I planted asparagus for the first time last year. Asparagus is a plant that needs to go to seed for at least one, ideally two, seasons before you can harvest it. This is a dangerous prospect when you live in a rental, which is a lesson we learned when we narrowly escaped getting our apartment repossessed this winter. Would you believe that in obsessing over how much it would suck to leave our apartment, the asparagus I had been waiting for was at the top of my list of injustices? It was. I know, I am weird. Thankfully, we are staying put, and I was waiting on tenterhooks as the snow melted to see if my lovely asparagus would come back this year. It did. Hooray! The big question is, of course, whether or not it, or we, will make it until  next year.


It felt satisfying to get my hands dirty and start putting things into the soil. (Another part of my yearly start to garderning ritual seems to be resolving to use gloves that year, in an attempt to not constantly have dirt under my fingernails, and then abandoning that resolve about half an hour into my first planting session. It’s tradition.) Of course, this year, I was helped by my new assistant:

She is enthusiastic, but still has a lot to learn. For example, it would be most helpful if she would not decide to lay down in the middle of the soil, although I understand that it must be a pretty comfortable spot for a nap.

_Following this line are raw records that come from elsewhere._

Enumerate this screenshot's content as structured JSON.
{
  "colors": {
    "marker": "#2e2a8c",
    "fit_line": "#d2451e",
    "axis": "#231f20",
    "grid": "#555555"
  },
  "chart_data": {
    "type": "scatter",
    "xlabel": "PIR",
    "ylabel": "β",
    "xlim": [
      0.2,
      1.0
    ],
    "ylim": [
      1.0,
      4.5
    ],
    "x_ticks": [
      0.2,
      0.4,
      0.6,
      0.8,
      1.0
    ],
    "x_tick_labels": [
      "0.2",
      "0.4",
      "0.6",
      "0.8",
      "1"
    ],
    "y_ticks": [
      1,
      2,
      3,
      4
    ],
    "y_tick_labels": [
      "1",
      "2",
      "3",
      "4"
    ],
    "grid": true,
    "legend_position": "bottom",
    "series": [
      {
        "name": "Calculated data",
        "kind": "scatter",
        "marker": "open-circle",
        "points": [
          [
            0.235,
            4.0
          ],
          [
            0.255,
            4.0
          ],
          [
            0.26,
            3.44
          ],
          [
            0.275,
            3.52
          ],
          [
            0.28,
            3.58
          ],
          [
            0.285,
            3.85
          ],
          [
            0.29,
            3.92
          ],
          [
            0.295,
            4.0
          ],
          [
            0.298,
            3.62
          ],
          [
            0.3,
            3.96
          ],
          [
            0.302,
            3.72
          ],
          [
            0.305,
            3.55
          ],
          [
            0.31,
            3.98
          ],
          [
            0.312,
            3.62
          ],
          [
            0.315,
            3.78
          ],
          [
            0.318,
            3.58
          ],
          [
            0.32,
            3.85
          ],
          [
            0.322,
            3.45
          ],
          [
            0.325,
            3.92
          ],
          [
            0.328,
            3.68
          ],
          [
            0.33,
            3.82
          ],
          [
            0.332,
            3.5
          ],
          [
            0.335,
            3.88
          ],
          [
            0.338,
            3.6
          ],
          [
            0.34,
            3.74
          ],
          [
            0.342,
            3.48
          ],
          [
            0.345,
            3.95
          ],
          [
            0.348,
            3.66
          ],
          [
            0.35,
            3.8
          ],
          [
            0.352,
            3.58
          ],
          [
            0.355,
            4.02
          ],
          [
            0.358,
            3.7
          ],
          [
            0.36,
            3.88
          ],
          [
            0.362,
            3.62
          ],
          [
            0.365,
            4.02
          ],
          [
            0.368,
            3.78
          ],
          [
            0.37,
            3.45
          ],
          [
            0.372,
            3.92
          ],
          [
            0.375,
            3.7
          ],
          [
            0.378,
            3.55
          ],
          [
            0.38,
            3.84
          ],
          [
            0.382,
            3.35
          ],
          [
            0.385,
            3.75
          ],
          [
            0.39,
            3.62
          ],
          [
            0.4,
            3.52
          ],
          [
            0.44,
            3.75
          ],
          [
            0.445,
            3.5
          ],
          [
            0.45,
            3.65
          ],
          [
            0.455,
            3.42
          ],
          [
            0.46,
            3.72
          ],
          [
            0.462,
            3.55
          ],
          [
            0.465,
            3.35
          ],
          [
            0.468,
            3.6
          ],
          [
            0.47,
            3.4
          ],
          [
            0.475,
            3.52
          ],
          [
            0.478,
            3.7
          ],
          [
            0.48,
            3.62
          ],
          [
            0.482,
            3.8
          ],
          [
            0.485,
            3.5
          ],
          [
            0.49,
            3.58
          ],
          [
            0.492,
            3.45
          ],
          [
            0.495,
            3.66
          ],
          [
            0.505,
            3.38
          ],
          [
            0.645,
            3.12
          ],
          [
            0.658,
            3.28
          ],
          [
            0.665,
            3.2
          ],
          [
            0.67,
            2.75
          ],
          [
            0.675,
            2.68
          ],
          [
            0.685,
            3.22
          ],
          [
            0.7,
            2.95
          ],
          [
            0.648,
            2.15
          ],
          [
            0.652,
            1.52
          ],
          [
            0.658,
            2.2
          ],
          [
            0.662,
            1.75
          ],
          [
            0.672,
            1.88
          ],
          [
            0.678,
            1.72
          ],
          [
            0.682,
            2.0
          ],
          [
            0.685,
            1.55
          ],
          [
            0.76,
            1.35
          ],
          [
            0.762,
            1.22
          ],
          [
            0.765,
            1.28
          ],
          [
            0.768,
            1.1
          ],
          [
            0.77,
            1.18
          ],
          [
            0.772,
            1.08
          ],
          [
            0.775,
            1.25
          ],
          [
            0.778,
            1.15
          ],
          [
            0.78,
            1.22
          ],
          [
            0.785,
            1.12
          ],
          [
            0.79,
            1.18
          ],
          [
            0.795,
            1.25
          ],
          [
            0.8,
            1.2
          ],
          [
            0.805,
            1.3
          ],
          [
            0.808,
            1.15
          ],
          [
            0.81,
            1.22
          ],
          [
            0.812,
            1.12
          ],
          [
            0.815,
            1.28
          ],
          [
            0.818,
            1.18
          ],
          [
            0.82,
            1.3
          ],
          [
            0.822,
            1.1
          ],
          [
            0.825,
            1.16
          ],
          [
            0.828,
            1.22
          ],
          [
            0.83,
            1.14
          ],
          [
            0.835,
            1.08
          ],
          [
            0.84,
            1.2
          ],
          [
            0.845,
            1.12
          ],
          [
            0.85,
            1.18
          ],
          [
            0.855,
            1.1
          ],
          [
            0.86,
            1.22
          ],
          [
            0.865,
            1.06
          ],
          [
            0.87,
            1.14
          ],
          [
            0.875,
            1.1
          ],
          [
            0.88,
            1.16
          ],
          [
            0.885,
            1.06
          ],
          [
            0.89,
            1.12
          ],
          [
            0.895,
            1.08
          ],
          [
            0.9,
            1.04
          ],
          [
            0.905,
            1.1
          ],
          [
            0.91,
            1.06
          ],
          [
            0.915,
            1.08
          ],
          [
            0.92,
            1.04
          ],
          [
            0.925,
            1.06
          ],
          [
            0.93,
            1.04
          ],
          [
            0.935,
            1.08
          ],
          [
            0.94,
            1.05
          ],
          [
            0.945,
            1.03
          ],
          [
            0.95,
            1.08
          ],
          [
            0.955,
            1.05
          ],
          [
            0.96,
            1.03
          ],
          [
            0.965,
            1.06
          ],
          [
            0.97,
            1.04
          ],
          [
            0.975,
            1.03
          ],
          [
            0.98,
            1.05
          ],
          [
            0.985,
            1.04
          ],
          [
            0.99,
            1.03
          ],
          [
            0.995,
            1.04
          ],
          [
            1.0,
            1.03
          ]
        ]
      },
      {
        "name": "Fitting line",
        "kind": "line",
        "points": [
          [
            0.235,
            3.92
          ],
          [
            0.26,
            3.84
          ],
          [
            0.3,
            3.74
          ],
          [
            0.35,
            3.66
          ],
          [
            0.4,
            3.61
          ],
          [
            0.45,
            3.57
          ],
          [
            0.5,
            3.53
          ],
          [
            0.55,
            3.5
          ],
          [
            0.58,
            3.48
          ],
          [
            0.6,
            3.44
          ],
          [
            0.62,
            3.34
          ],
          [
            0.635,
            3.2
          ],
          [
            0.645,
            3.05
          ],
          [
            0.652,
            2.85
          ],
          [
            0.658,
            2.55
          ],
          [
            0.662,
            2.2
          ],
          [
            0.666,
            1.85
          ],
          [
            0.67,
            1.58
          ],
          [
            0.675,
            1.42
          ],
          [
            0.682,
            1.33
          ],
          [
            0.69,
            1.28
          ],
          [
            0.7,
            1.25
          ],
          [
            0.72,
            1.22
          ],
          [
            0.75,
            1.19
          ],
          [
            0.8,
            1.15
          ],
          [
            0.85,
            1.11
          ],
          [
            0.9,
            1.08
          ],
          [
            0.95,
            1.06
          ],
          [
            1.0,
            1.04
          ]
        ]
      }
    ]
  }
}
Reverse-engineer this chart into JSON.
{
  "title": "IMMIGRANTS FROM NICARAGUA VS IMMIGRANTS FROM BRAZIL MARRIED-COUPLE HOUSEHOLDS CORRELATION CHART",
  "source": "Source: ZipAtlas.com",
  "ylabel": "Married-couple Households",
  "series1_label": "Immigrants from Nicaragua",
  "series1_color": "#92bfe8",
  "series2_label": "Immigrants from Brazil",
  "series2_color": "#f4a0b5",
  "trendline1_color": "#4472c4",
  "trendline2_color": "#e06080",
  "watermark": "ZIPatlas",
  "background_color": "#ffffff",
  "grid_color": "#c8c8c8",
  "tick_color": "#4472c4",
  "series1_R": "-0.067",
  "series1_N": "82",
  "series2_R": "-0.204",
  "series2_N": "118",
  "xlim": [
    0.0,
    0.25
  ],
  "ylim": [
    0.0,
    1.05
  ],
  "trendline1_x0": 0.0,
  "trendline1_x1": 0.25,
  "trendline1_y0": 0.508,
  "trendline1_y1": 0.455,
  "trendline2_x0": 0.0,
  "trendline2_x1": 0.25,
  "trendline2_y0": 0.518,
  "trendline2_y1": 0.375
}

The garden isn’t much to look at right now, but I post these photos as a way of documenting the process from its messy start–full of debris and tiny leaves full of promise–to its inevitable messy end–overgrown tomato plants and bean stalks tangled up in each other. As I am still very much learning, I hope that I can share some of my lessons with you this summer. As well as, of course, the delicious foods that will hopefully result from all the planting and pruning.